Al rientro in campo, il Legnago si presenta con un cambio: Michelotto lascia spazio a Sandrini e cerca di mantenere gli equilibri, nonostante l’uomo in meno.
Ai padroni di casa, però, bastano 2 minuti per rendersi pericolosi, con un cross velenoso del solito Ferreira Pinto, sul quale Cuoco allontana con i pugni.

Un giro di lancette dopo, il Pontisola è sul 3-1: spunto di Capelli, che danza indisturbato sul lato destro della retroguardia biancazzurra, servendo poi Recino che non sbaglia.

All’8′, su un evidente fuorigioco non segnalato, si libera al tiro Ghidini, ed è bravo Cuoco a parare a terra.

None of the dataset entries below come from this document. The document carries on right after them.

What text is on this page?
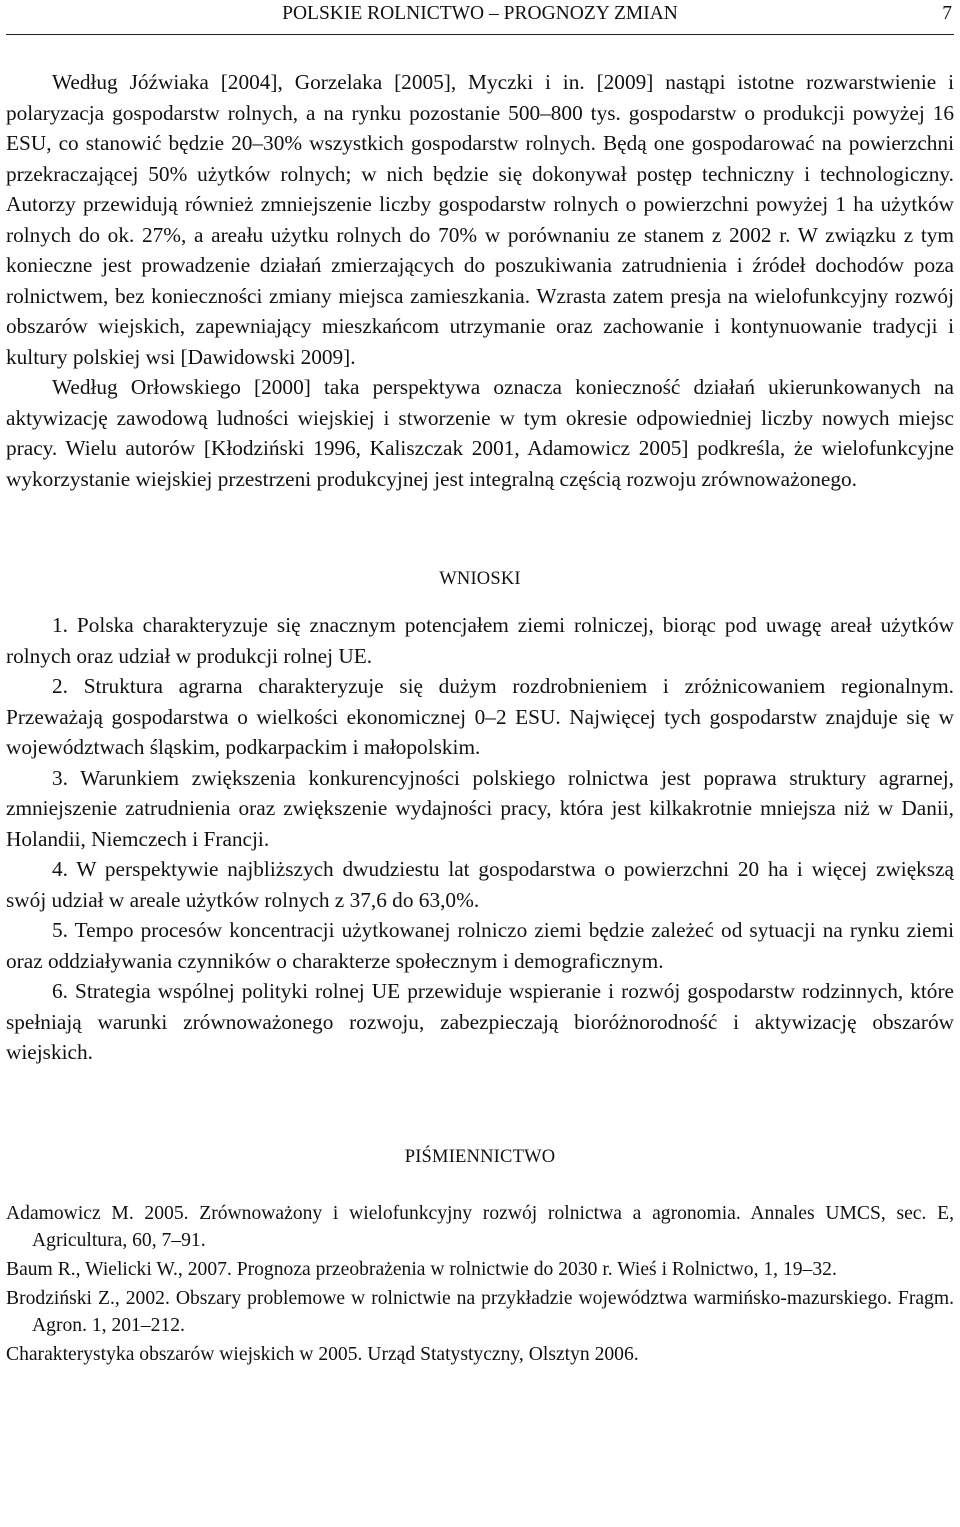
POLSKIE ROLNICTWO – PROGNOZY ZMIAN	7

Według Jóźwiaka [2004], Gorzelaka [2005], Myczki i in. [2009] nastąpi istotne rozwarstwienie i polaryzacja gospodarstw rolnych, a na rynku pozostanie 500–800 tys. gospodarstw o produkcji powyżej 16 ESU, co stanowić będzie 20–30% wszystkich gospodarstw rolnych. Będą one gospodarować na powierzchni przekraczającej 50% użytków rolnych; w nich będzie się dokonywał postęp techniczny i technologiczny. Autorzy przewidują również zmniejszenie liczby gospodarstw rolnych o powierzchni powyżej 1 ha użytków rolnych do ok. 27%, a areału użytku rolnych do 70% w porównaniu ze stanem z 2002 r. W związku z tym konieczne jest prowadzenie działań zmierzających do poszukiwania zatrudnienia i źródeł dochodów poza rolnictwem, bez konieczności zmiany miejsca zamieszkania. Wzrasta zatem presja na wielofunkcyjny rozwój obszarów wiejskich, zapewniający mieszkańcom utrzymanie oraz zachowanie i kontynuowanie tradycji i kultury polskiej wsi [Dawidowski 2009].

Według Orłowskiego [2000] taka perspektywa oznacza konieczność działań ukierunkowanych na aktywizację zawodową ludności wiejskiej i stworzenie w tym okresie odpowiedniej liczby nowych miejsc pracy. Wielu autorów [Kłodziński 1996, Kaliszczak 2001, Adamowicz 2005] podkreśla, że wielofunkcyjne wykorzystanie wiejskiej przestrzeni produkcyjnej jest integralną częścią rozwoju zrównoważonego.

WNIOSKI

1. Polska charakteryzuje się znacznym potencjałem ziemi rolniczej, biorąc pod uwagę areał użytków rolnych oraz udział w produkcji rolnej UE.

2. Struktura agrarna charakteryzuje się dużym rozdrobnieniem i zróżnicowaniem regionalnym. Przeważają gospodarstwa o wielkości ekonomicznej 0–2 ESU. Najwięcej tych gospodarstw znajduje się w województwach śląskim, podkarpackim i małopolskim.

3. Warunkiem zwiększenia konkurencyjności polskiego rolnictwa jest poprawa struktury agrarnej, zmniejszenie zatrudnienia oraz zwiększenie wydajności pracy, która jest kilkakrotnie mniejsza niż w Danii, Holandii, Niemczech i Francji.

4. W perspektywie najbliższych dwudziestu lat gospodarstwa o powierzchni 20 ha i więcej zwiększą swój udział w areale użytków rolnych z 37,6 do 63,0%.

5. Tempo procesów koncentracji użytkowanej rolniczo ziemi będzie zależeć od sytuacji na rynku ziemi oraz oddziaływania czynników o charakterze społecznym i demograficznym.

6. Strategia wspólnej polityki rolnej UE przewiduje wspieranie i rozwój gospodarstw rodzinnych, które spełniają warunki zrównoważonego rozwoju, zabezpieczają bioróżnorodność i aktywizację obszarów wiejskich.

PIŚMIENNICTWO

Adamowicz M. 2005. Zrównoważony i wielofunkcyjny rozwój rolnictwa a agronomia. Annales UMCS, sec. E, Agricultura, 60, 7–91.

Baum R., Wielicki W., 2007. Prognoza przeobrażenia w rolnictwie do 2030 r. Wieś i Rolnictwo, 1, 19–32.

Brodziński Z., 2002. Obszary problemowe w rolnictwie na przykładzie województwa warmińsko-mazurskiego. Fragm. Agron. 1, 201–212.

Charakterystyka obszarów wiejskich w 2005. Urząd Statystyczny, Olsztyn 2006.
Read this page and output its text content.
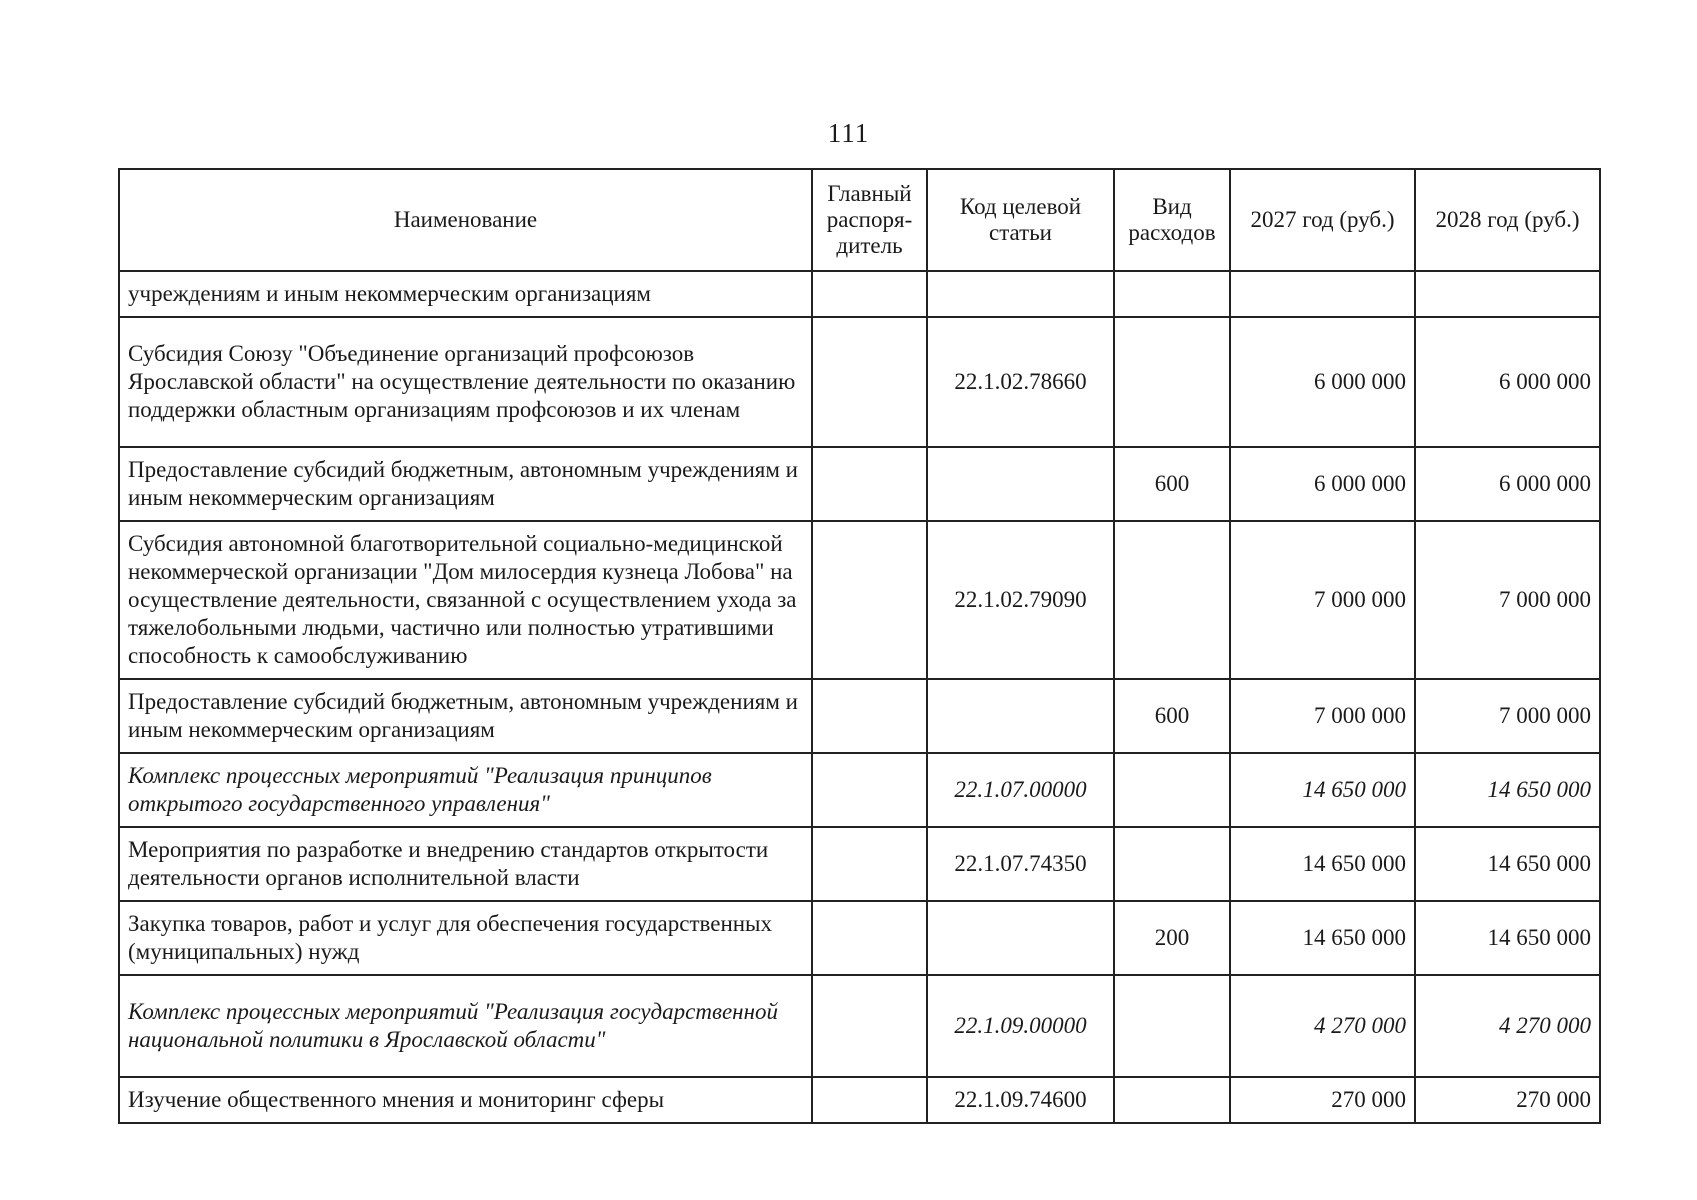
111
Наименование	Главный распоря-дитель	Код целевой статьи	Вид расходов	2027 год (руб.)	2028 год (руб.)
учреждениям и иным некоммерческим организациям					
Субсидия Союзу "Объединение организаций профсоюзов Ярославской области" на осуществление деятельности по оказанию поддержки областным организациям профсоюзов и их членам		22.1.02.78660		6 000 000	6 000 000
Предоставление субсидий бюджетным, автономным учреждениям и иным некоммерческим организациям			600	6 000 000	6 000 000
Субсидия автономной благотворительной социально-медицинской некоммерческой организации "Дом милосердия кузнеца Лобова" на осуществление деятельности, связанной с осуществлением ухода за тяжелобольными людьми, частично или полностью утратившими способность к самообслуживанию		22.1.02.79090		7 000 000	7 000 000
Предоставление субсидий бюджетным, автономным учреждениям и иным некоммерческим организациям			600	7 000 000	7 000 000
Комплекс процессных мероприятий "Реализация принципов открытого государственного управления"		22.1.07.00000		14 650 000	14 650 000
Мероприятия по разработке и внедрению стандартов открытости деятельности органов исполнительной власти		22.1.07.74350		14 650 000	14 650 000
Закупка товаров, работ и услуг для обеспечения государственных (муниципальных) нужд			200	14 650 000	14 650 000
Комплекс процессных мероприятий "Реализация государственной национальной политики в Ярославской области"		22.1.09.00000		4 270 000	4 270 000
Изучение общественного мнения и мониторинг сферы		22.1.09.74600		270 000	270 000
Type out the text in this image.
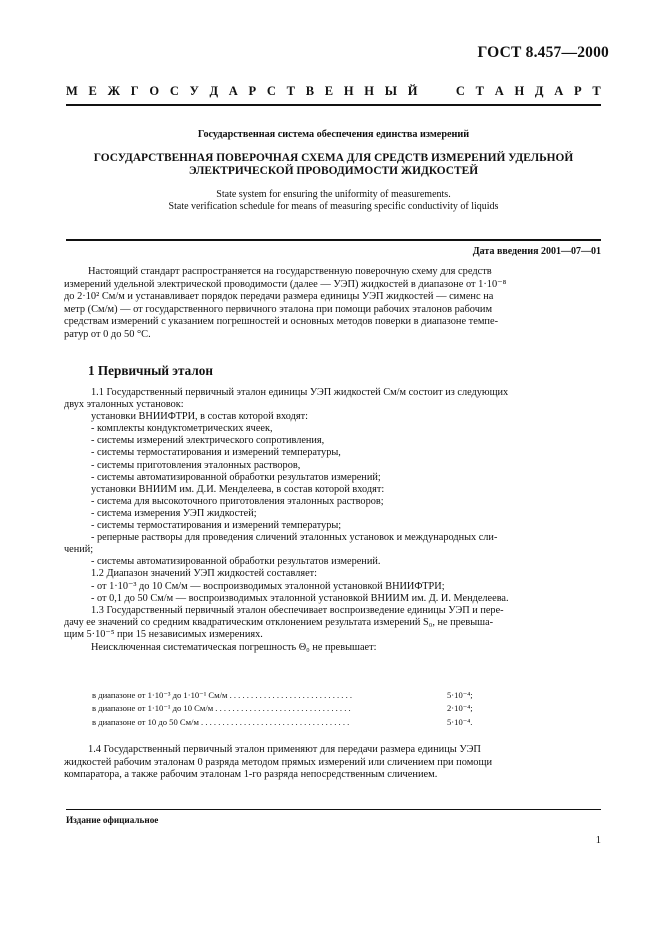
ГОСТ 8.457—2000
М Е Ж Г О С У Д А Р С Т В Е Н Н Ы Й

	С Т А Н Д А Р Т
Государственная система обеспечения единства измерений
ГОСУДАРСТВЕННАЯ ПОВЕРОЧНАЯ СХЕМА ДЛЯ СРЕДСТВ ИЗМЕРЕНИЙ УДЕЛЬНОЙ
ЭЛЕКТРИЧЕСКОЙ ПРОВОДИМОСТИ ЖИДКОСТЕЙ
State system for ensuring the uniformity of measurements.
State verification schedule for means of measuring specific conductivity of liquids
Дата введения 2001—07—01
Настоящий стандарт распространяется на государственную поверочную схему для средств
измерений удельной электрической проводимости (далее — УЭП) жидкостей в диапазоне от 1·10⁻⁸
до 2·10² См/м и устанавливает порядок передачи размера единицы УЭП жидкостей — сименс на
метр (См/м) — от государственного первичного эталона при помощи рабочих эталонов рабочим
средствам измерений с указанием погрешностей и основных методов поверки в диапазоне темпе-
ратур от 0 до 50 °С.
1 Первичный эталон
1.1 Государственный первичный эталон единицы УЭП жидкостей См/м состоит из следующих
двух эталонных установок:
установки ВНИИФТРИ, в состав которой входят:
- комплекты кондуктометрических ячеек,
- системы измерений электрического сопротивления,
- системы термостатирования и измерений температуры,
- системы приготовления эталонных растворов,
- системы автоматизированной обработки результатов измерений;
установки ВНИИМ им. Д.И. Менделеева, в состав которой входят:
- система для высокоточного приготовления эталонных растворов;
- система измерения УЭП жидкостей;
- системы термостатирования и измерений температуры;
- реперные растворы для проведения сличений эталонных установок и международных сли-
чений;
- системы автоматизированной обработки результатов измерений.
1.2 Диапазон значений УЭП жидкостей составляет:
- от 1·10⁻³ до 10 См/м — воспроизводимых эталонной установкой ВНИИФТРИ;
- от 0,1 до 50 См/м — воспроизводимых эталонной установкой ВНИИМ им. Д. И. Менделеева.
1.3 Государственный первичный эталон обеспечивает воспроизведение единицы УЭП и пере-
дачу ее значений со средним квадратическим отклонением результата измерений S₀, не превыша-
щим 5·10⁻⁵ при 15 независимых измерениях.
Неисключенная систематическая погрешность Θ₀ не превышает:
в диапазоне от 1·10⁻³ до 1·10⁻¹ См/м . . . . . . . . . . . . . . . . . . . . . . . . . . . . .	5·10⁻⁴;
в диапазоне от 1·10⁻¹ до 10 См/м . . . . . . . . . . . . . . . . . . . . . . . . . . . . . . . .	2·10⁻⁴;
в диапазоне от 10 до 50 См/м . . . . . . . . . . . . . . . . . . . . . . . . . . . . . . . . . . .	5·10⁻⁴.
1.4 Государственный первичный эталон применяют для передачи размера единицы УЭП
жидкостей рабочим эталонам 0 разряда методом прямых измерений или сличением при помощи
компаратора, а также рабочим эталонам 1-го разряда непосредственным сличением.
Издание официальное
1
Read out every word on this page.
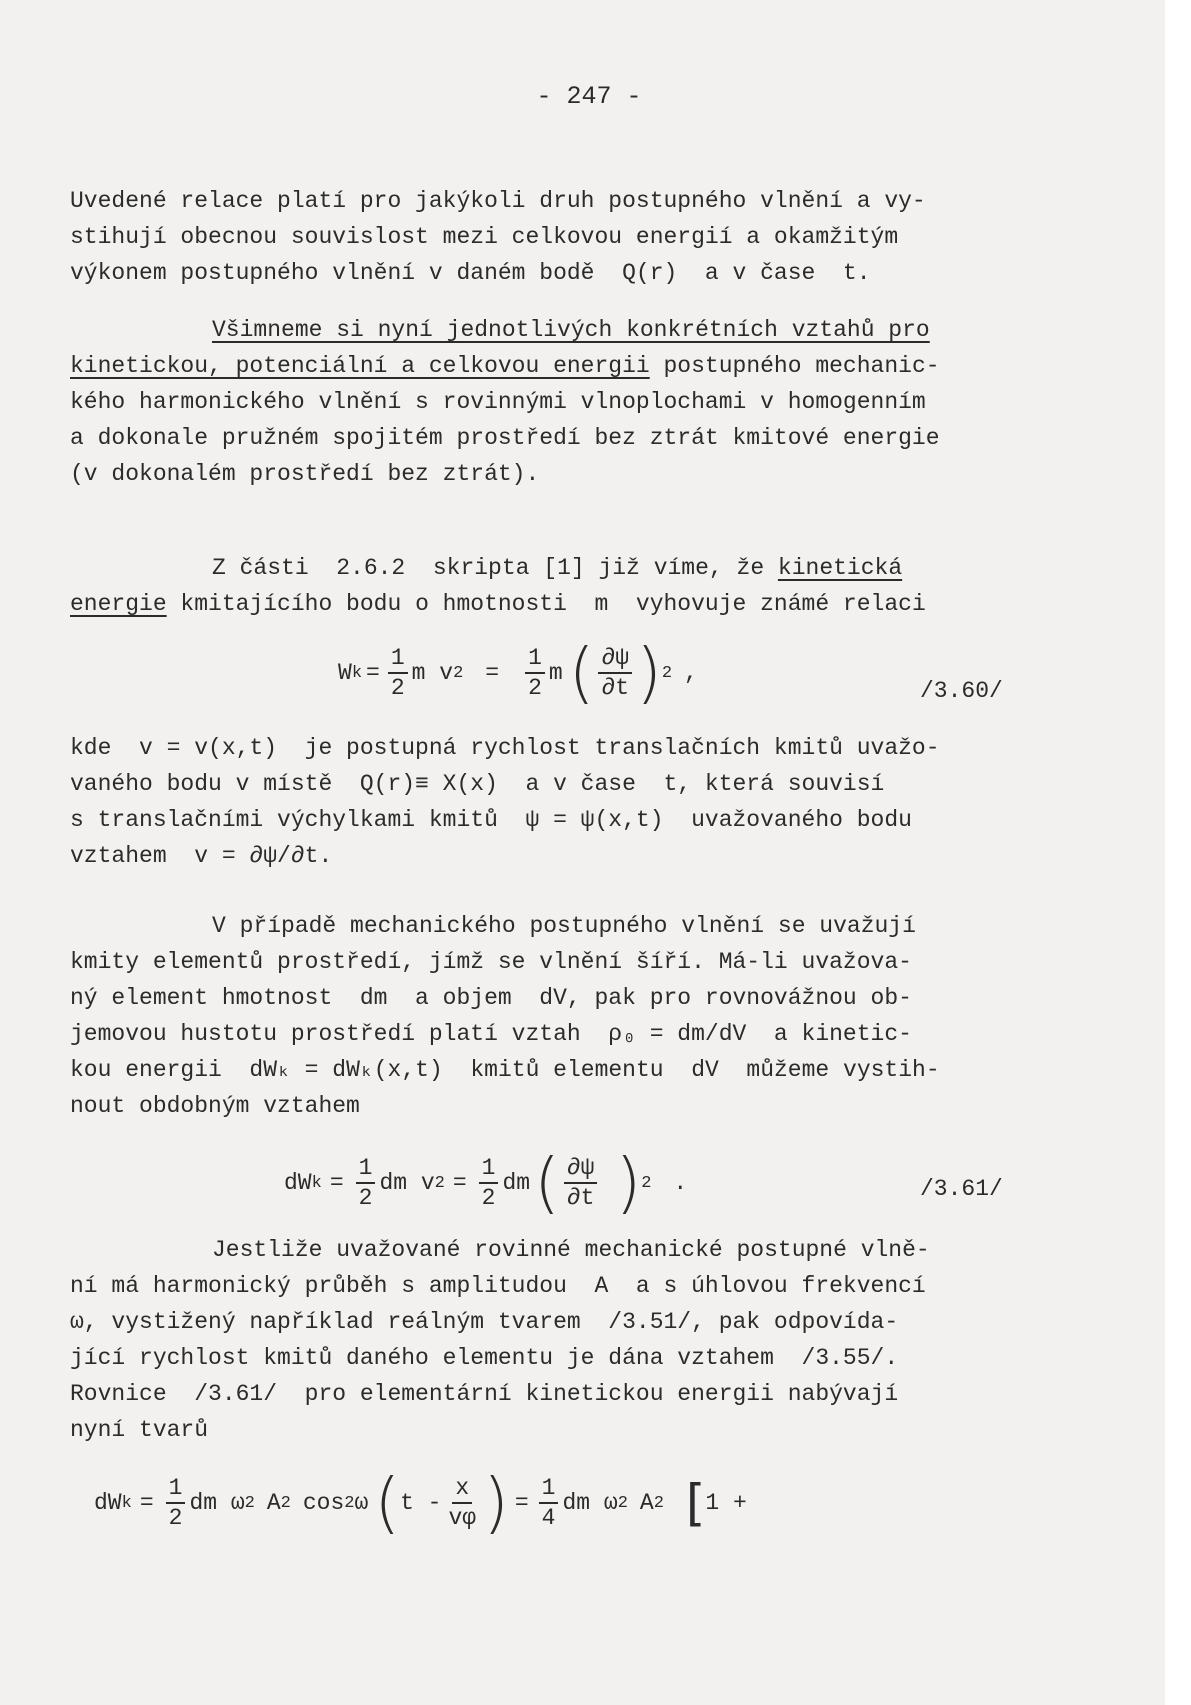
- 247 -
Uvedené relace platí pro jakýkoli druh postupného vlnění a vy-
stihují obecnou souvislost mezi celkovou energií a okamžitým
výkonem postupného vlnění v daném bodě  Q(r)  a v čase  t.
Všimneme si nyní jednotlivých konkrétních vztahů pro
kinetickou, potenciální a celkovou energii postupného mechanic-
kého harmonického vlnění s rovinnými vlnoplochami v homogenním
a dokonale pružném spojitém prostředí bez ztrát kmitové energie
(v dokonalém prostředí bez ztrát).
Z části  2.6.2  skripta [1] již víme, že kinetická
energie kmitajícího bodu o hmotnosti  m  vyhovuje známé relaci
W $k = \frac{1}{2}$ m v $2 = \frac{1}{2}$ m ( $\frac{\partial\psi}{\partial t}$ ) 2 ,
/3.60/
kde  v = v(x,t)  je postupná rychlost translačních kmitů uvažo-
vaného bodu v místě  Q(r)≡ X(x)  a v čase  t, která souvisí
s translačními výchylkami kmitů  ψ = ψ(x,t)  uvažovaného bodu
vztahem  v = ∂ψ/∂t.
V případě mechanického postupného vlnění se uvažují
kmity elementů prostředí, jímž se vlnění šíří. Má-li uvažova-
ný element hmotnost  dm  a objem  dV, pak pro rovnovážnou ob-
jemovou hustotu prostředí platí vztah  ρ₀ = dm/dV  a kinetic-
kou energii  dWₖ = dWₖ(x,t)  kmitů elementu  dV  můžeme vystih-
nout obdobným vztahem
dW $k = \frac{1}{2}$ dm v $2 = \frac{1}{2}$ dm ( $\frac{\partial\psi}{\partial t}$ ) 2 .	/3.61/
Jestliže uvažované rovinné mechanické postupné vlně-
ní má harmonický průběh s amplitudou  A  a s úhlovou frekvencí
ω, vystižený například reálným tvarem  /3.51/, pak odpovída-
jící rychlost kmitů daného elementu je dána vztahem  /3.55/.
Rovnice  /3.61/  pro elementární kinetickou energii nabývají
nyní tvarů
dW $k = \frac{1}{2}$ dm ω 2 A 2 cos 2 ω ( t - $\frac{x}{v\varphi}$ ) = $\frac{1}{4}$ dm ω 2 A 2 [ 1 +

Al 10′ ecco il poker dei padroni di casa: velo di Ferreira Pinto per Mosca, che crossa in area dove Capelli, indisturbato da due passi, appoggia alle spalle di Cuoco.

Passano 3 minuti e Recino sfiora nuovamente il gol, ma spara addosso a Cuoco e, sulla ribattuta, la palla esce di poco.

Al 16′ Ruggeri lancia Ferreira Pinto sulla destra; il brasiliano si accentra, danza con il pallone tra i piedi e poi batte a rete per il 5-1.

Al 24′, il Legnago accorcia le distanze con Vita che, di testa, insacca il bel cross del neo entrato Zanetti.

Al 27′ Ferreira Pinto fa un altro slalom tra i nostri difensori, servendo poi Ruggeri che va sul pallone con troppa sufficienza e, da distanza ravvicinatssima, appoggia fuori.

Al 35′ l’arbitro fischia un rigore per i padroni di casa, giudicando come tocco di braccio un controllo in area di Marin: dal dischetto Ruggeri non sbaglia, siglando il definitivo 6-2 con cui, al 94′, le squadre chiudono il match.

 

“Ci voleva un altro atteggiamento, ma non bisogna arrendersi”, è il laconico commento di mister Pagan.

Per il presidente Davide Venturato: “La partita è finita con l’espulsione di Rizzo”, mentre il direttore generale Mario Pretto, mal digerisce alcune decisioni arbitrali. “L’espulsione di Rizzo non c’era, né il rigore di Marin. Ce n’era invece uno su Veratti quando la partita era sul 2-1, e poteva prendere un’altra piega”, la sua analisi.

 

TABELLINO
Pontisola: Pennesi, Mosca, Frana, Ghidini (22′ st Camara), Ientile, Cerini (29′ st Sangalli), Ruggeri, Capelli (37′ st Valois), Recino (44′ st Gregis), Ferreira Pinto (39′ st Rota), Vitali.
A disp.: Carrara, Villa, Ragnoli, Zambelli. All. Curioni

Legnago Salus: Cuoco, Lovato (9′ st Bruni), Dabo (17′ st Righetti), Marin, Talin, Rizzo, Congiu (17′ st Zanetti), Gulinatti, Veratti, Vita (39′ st Taylor), Michelotto (1′ st Sandrini).
A disp.: Rossignoli, Gaba, Kouame, Cess. All. Pagan

Arbitro: Ursini, sez. di Pescara

Reti: 5′ pt Ferreira Pinto (P), 24′ pt Cerini (P) autorete, 27′ Vitali (P); 3′ st Recino (P), 10′ st Capelli (P), 16′ st Ferreira Pinto (P), 24′ st Vita (LS), 36′ st Ruggeri (P) rigore

Ammoniti: Cerini (P) e Talin (LS)

Espulsi: 41′ pt Rizzo (LS), per fallo da ultimo uomo

Recuperi: 1′ e 4′

 

Man of the Match: Santiago MARIN
Lotta a centrocampo, provando a dare ordine e manovra alla squadra. Quindi, dopo l’espulsione di Rizzo, scala al centro della difesa, cercando di tamponare come può le incursioni avversarie.